O tribunal, no entanto, mantém a cláusula de Supervisão e baseia-se na doutrina consolidada do Supremo Tribunal para rejeitar esta abordagem. As atividades de hospitalidade, explica a decisão, têm sido repetidamente reconhecidas como capazes de criar relações laborais quando são realizadas dentro de uma organização empresarial e geram benefícios económicos para os proprietários da empresa.

Neste caso, o Tribunal favorece claramente estes elementos. As mulheres que atuavam na casa, às vezes se sobrepunham à abertura do prédio, usavam roupas semelhantes e participavam de um sistema organizado de bebidas que gerava renda para a empresa. Em troca, Eles receberam uma parte do preço da bebida que os consumidores consomem.
Não é uma decisão, acrescentou, que a compensação varie ou que não tenha havido acordo legal. O mais importante é que a atividade foi desenvolvida no âmbito da associação empresarial e o beneficiou diretamente.
O ônus da inspeção
O despacho atribui especial importância ao relatório da Inspecção do Trabalho, que goza de consideração da verdade. Em resposta, a empresa tentou questionar as conclusões dos inspetores, que afirmaram haver contradições nas declarações das mulheres e insistiram que não houve ação.
No entanto, a Câmara acredita que as provas recebidas não distorcem o conteúdo dos autos. Pelo contrário, a declaração foi recolhida durante a fiscalização Eles visam um movimento homogêneo: a disponibilidade de moradia, o relacionamento com os clientes e a percepção de renda relacionada ao consumo.

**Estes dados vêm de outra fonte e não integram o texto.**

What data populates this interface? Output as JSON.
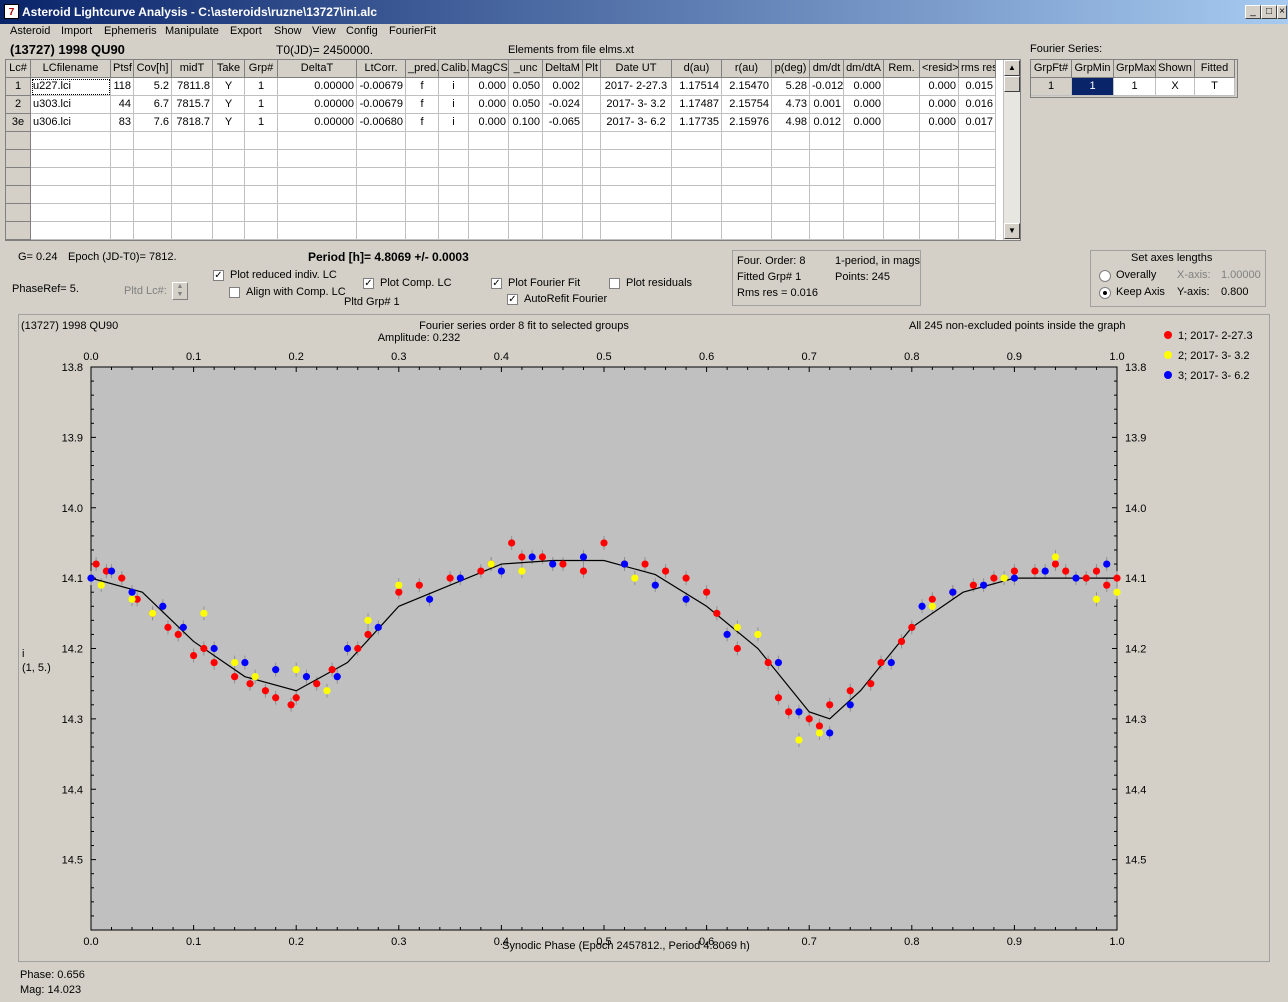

Mesmo as divergências sobre o percentual do que ele recebeu – todo ou parte do valor da bebida – nada têm a ver com a finalidade legal. A principal decisão, confirmada pelo tribunal, é a existência de compensação económica por uma atividade que trouxe benefícios diretos à empresa.
Com base nesta constatação, o Tribunal também valida o trabalho da seguridade social por meio do cadastramento ex officio dos trabalhadores. Recorde-se que a Administração tem competência para regular estas situações quando constatar a existência de relação de trabalho não declaradanão há necessidade de acordo prévio nem de início de procedimentos especiais adicionais.
Esta regularização exige também a dever de participarjuntamente com os custos e juros adicionais associados. A falta de registo prévio não exime o empregador da sua responsabilidade, mas justifica a intervenção administrativa.
A empresa também tentou retirar o resultado da fiscalização o funcionário está solicitando reintegraçãoafirmando que não havia vínculo empregatício. O tribunal também rejeita esta pretensão pela razão óbvia: não houve prazo comprovado para a extinção da ação. Na verdade, o acórdão apontou que o pedido de demissão nada mais é do que uma tentativa de anular o efeito da demissão de ofício, mas não traz novos elementos que justifiquem essa medida.
A decisão vai ao encontro da linha comum da jurisprudência que vai além deste caso particular: a existência de uma relação laboral não depende de formalidade, mas de factos concretos. Quando se conjugam prestação de serviços, remuneração e associações comerciais, existe vínculo para fins jurídicos, independentemente de sua designação ou intenção de estruturá-lo.